Sales Resume Objectives That Don’t Work, And Why

Here are three examples of sales objectives that delivered their attached resumes straight to the circular file. My notes are in [brackets].

1) “I wish to obtain a challenging job in sales.” [Too general. Yes, the writer has homed-in on sales as his occupational preference (as opposed to rodeo clowning). But what kind of sales? You’ve got your territory sales, your outside sales, your inside sales, and your sales management. And challenging? It’s a resume cliche. I wish? Elementary school.]

2) “A position in Technical Sales offering advancement opportunities.” [Better, as the writer is targeting more precisely his occupational preference. But bringing up his desire for advancement in the same breath leaves me questioning his genuine enthusiasm for the day-to-day duties of technical sales. Tip: don’t bring up advancement before securing even the first job on the ladder.]

3) “Seeking a position in Sales or Customer Service which could fully utilize my skills and abilities.” [Well, which is it going to be? Sales or customer service? In most companies, those are quite dissimilar professions. And what “skills and abilities” are you referring to? Yes, you want to subtly tease in the objective. But everybody’s got “skills and abilities.” This writer has not teased me to want to read further in order to identify those skills and abilities.]

Case Study – Alison

Alison was a licensed Realtor with three years experience selling homes in a highly competitive market. After combing through her work history and discussing her goals during a phone interview, I wrote the following resume objective. Keep in mind, Alison had identified the company she wanted to work for, and we were responding to an actual classified ad for a position opening.

“Position in NEW HOME SALES (Builder’s Representative) requiring a skilled negotiator with industry insight, excellent customer relations, and a demonstrated track record for delivering results.”

Why Did This Sales Objective Work?

For starters, it directly identified the position sought, which exactly matched the job opening. Secondly, it addressed the job qualifications as spelled out in the ad. In fact, the keywords “negotiator” and “track record” were actually in the advertisement, yet they also perfectly matched Alison’s skill set and work history.

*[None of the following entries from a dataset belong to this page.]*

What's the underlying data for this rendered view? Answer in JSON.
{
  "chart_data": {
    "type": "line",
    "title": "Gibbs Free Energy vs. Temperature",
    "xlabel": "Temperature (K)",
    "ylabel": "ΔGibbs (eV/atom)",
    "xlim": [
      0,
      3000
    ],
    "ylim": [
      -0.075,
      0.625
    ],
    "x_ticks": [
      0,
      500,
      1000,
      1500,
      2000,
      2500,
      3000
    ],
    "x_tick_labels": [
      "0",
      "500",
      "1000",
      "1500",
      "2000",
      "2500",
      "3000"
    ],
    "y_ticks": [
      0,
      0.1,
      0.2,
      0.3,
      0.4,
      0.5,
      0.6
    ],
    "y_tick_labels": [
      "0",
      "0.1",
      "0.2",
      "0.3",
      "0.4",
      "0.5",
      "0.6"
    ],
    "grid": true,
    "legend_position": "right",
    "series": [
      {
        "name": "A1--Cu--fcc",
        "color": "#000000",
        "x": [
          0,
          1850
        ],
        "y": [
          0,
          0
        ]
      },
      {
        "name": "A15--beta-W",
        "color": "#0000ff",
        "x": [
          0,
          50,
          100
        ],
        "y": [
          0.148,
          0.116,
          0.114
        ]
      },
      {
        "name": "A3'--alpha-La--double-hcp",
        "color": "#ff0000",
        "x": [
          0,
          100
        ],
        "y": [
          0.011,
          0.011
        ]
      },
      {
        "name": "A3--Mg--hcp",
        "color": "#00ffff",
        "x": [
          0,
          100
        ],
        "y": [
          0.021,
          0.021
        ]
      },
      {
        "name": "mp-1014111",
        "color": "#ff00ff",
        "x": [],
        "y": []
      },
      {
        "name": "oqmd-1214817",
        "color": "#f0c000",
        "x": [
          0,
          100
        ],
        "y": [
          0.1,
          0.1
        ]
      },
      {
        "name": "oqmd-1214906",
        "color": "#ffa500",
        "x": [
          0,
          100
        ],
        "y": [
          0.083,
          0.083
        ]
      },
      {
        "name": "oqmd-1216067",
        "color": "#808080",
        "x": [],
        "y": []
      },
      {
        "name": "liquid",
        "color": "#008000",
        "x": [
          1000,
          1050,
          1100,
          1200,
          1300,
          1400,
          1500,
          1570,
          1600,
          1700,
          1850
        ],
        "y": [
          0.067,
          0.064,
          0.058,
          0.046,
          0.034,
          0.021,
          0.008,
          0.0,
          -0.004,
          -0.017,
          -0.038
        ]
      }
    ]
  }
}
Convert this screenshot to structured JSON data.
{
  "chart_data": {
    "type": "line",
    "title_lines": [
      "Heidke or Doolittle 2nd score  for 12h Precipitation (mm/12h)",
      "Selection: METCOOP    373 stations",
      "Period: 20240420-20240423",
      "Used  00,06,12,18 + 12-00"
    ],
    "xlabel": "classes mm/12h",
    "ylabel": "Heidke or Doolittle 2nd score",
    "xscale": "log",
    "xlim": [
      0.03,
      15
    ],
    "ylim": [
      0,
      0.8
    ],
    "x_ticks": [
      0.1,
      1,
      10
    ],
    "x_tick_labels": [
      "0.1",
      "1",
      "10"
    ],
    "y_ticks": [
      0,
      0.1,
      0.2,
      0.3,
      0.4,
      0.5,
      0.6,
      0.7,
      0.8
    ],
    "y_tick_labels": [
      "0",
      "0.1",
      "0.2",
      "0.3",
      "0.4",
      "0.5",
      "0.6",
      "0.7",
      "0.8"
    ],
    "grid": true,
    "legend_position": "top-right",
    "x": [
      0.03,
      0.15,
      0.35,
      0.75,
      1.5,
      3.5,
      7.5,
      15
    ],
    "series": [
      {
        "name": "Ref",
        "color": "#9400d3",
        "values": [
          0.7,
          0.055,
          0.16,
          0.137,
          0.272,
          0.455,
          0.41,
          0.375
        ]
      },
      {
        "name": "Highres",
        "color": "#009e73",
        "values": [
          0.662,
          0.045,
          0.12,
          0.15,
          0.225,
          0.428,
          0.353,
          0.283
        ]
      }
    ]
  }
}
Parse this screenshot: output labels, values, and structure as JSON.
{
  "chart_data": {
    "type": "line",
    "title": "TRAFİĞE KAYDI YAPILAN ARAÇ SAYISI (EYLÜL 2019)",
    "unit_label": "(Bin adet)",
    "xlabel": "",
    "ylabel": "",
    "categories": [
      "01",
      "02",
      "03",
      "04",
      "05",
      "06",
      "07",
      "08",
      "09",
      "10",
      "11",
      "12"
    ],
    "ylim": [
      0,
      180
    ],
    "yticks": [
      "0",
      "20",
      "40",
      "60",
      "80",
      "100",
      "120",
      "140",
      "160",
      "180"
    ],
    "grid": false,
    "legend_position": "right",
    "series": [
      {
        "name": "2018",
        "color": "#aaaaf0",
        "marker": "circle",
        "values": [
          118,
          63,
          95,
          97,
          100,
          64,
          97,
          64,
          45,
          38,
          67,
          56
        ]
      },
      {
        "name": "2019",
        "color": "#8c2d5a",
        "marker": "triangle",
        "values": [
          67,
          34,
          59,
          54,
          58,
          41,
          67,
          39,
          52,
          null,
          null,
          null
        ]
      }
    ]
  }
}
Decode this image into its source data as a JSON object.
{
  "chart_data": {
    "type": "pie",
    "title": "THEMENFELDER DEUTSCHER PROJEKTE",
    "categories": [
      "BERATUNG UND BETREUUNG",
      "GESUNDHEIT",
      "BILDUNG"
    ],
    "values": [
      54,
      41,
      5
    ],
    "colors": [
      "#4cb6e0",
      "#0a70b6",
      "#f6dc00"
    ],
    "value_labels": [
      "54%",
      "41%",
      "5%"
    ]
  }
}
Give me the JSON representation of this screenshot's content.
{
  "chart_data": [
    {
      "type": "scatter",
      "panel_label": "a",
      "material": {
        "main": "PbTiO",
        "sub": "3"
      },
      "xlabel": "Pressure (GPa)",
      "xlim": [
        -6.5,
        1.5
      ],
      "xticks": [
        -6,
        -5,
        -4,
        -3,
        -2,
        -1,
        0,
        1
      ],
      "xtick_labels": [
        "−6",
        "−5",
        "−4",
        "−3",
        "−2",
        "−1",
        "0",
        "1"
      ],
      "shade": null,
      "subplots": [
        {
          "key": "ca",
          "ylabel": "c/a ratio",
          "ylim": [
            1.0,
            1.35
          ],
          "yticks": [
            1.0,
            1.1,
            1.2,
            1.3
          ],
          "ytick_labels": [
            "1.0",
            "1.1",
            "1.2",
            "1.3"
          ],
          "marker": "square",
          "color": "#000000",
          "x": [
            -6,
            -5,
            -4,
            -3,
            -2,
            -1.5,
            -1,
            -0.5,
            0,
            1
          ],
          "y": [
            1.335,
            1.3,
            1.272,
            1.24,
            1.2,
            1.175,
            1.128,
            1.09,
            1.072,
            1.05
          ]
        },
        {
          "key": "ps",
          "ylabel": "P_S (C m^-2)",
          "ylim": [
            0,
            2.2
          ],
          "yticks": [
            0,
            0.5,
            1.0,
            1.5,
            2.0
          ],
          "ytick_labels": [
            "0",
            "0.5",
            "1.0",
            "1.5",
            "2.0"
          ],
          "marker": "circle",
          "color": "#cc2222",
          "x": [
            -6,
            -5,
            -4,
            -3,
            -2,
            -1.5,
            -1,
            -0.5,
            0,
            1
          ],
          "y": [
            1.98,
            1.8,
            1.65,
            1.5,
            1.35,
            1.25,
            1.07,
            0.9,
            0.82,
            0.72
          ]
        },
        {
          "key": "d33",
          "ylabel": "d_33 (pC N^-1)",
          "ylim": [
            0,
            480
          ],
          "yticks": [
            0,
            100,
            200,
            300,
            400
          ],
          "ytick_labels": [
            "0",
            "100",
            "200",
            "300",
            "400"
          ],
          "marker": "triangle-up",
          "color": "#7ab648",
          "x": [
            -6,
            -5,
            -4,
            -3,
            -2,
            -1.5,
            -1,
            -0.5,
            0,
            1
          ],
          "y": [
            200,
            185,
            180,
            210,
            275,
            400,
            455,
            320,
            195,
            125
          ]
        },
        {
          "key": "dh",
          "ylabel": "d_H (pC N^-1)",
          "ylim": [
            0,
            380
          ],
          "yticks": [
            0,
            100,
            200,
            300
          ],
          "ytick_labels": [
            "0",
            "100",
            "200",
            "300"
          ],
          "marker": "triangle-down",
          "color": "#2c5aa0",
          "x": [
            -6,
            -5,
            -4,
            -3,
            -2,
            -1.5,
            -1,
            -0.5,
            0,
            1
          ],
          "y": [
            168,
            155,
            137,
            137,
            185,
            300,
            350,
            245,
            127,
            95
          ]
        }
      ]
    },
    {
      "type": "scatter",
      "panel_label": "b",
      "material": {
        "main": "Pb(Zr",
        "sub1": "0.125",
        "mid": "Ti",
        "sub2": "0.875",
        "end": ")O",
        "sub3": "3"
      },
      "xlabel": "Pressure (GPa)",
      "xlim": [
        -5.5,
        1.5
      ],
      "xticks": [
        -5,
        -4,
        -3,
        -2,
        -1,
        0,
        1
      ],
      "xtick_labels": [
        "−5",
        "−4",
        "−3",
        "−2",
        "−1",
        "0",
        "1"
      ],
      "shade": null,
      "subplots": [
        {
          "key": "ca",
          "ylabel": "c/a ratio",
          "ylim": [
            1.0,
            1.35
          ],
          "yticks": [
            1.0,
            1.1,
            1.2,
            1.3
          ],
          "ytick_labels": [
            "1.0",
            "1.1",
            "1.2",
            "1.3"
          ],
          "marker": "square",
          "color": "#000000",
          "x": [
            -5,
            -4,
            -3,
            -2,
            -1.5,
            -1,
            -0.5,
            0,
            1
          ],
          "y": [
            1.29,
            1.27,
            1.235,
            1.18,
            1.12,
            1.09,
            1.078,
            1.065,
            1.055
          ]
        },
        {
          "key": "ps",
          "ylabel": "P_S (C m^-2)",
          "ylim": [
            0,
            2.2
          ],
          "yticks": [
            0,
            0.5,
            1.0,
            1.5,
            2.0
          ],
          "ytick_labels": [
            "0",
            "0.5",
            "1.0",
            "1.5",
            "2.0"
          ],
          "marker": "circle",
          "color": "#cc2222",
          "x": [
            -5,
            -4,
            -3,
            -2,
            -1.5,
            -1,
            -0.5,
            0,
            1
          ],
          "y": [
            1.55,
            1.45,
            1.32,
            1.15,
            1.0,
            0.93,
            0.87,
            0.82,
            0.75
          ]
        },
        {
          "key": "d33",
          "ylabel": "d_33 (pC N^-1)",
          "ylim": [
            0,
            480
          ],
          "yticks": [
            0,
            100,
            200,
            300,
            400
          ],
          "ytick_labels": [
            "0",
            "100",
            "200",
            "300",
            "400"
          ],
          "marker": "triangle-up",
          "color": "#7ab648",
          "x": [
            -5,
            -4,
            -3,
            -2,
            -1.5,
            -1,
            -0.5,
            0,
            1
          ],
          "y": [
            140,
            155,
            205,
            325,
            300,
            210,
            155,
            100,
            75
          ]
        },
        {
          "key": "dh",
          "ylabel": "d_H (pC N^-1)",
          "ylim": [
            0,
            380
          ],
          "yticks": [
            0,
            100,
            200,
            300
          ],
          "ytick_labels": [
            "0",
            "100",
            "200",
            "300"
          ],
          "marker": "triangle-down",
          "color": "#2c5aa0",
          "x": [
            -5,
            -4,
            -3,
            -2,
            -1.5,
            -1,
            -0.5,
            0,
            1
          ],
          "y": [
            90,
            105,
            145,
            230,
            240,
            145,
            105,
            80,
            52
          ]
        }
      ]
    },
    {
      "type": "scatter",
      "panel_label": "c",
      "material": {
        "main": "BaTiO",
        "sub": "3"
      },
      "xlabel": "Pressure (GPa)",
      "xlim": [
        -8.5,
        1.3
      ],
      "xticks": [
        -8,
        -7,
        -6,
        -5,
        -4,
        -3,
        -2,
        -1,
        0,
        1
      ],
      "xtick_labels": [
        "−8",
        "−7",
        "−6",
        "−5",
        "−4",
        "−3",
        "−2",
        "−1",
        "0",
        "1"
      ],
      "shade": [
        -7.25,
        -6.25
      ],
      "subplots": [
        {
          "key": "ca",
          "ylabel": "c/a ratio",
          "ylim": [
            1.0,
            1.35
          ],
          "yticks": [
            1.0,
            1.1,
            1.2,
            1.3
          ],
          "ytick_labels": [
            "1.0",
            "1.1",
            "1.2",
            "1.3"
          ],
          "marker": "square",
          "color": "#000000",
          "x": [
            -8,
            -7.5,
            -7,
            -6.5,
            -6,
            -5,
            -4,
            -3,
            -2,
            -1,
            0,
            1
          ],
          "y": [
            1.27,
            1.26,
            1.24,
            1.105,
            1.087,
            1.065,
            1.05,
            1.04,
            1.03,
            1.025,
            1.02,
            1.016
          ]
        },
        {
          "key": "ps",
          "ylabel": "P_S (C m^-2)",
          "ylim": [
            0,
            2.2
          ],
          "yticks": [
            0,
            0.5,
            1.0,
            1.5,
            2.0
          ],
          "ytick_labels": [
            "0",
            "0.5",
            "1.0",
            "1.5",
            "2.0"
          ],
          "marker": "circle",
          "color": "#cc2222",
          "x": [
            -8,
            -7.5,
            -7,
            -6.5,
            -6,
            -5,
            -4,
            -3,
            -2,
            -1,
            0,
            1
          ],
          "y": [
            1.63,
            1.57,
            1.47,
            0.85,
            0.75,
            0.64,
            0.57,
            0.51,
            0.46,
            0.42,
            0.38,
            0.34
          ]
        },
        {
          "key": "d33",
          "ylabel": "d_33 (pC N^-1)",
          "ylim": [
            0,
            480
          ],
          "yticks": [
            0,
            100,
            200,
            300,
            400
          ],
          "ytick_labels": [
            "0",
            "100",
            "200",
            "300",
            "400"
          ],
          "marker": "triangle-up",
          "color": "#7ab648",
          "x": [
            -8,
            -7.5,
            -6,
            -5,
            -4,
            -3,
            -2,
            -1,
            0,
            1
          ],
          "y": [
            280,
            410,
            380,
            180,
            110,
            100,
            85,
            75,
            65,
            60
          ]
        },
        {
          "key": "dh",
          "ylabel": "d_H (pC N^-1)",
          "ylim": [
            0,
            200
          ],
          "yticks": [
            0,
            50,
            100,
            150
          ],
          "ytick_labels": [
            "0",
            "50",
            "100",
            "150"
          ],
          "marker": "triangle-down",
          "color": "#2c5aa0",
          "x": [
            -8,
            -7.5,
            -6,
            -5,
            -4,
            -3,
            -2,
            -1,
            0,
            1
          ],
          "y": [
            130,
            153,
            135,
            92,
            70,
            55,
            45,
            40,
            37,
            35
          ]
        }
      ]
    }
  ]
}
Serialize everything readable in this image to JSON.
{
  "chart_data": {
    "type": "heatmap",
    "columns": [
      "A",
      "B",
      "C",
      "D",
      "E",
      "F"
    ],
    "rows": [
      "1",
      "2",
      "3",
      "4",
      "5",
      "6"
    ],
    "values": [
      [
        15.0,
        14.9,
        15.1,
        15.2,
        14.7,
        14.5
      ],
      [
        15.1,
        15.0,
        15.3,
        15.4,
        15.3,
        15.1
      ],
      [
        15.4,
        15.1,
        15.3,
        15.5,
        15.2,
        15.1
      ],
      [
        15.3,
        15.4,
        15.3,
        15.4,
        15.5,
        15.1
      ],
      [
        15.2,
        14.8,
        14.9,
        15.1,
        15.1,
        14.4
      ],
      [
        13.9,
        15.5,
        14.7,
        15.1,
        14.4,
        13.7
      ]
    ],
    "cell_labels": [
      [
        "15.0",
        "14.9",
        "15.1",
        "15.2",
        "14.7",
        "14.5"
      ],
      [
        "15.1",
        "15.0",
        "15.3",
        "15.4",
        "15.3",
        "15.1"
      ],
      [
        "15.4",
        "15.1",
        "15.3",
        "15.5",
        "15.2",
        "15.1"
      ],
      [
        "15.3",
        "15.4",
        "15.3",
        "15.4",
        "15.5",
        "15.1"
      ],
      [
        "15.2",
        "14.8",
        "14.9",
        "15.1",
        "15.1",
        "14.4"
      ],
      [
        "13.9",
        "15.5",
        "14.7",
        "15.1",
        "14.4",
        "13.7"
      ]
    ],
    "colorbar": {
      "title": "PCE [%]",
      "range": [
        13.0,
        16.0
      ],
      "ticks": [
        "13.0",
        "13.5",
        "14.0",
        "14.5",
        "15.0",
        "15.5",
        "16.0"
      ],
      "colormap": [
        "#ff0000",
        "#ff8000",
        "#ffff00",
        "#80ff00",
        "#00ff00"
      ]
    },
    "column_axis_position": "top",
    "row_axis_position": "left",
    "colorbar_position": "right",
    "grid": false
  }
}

Set em Up and Keep em Reading

Alison’s sales objective was targeted and focused. It spoke directly to the needs of the hiring manager, and offered tantalizing assertions as to the value of this candidate. The objective statement is not the place to prove those assertions. That would come in the subsequent “profile” and “experience” sections.

At this stage of the game, it’s sufficient that the hiring official keeps reading. And a good sales objective does just that – keeps em reading.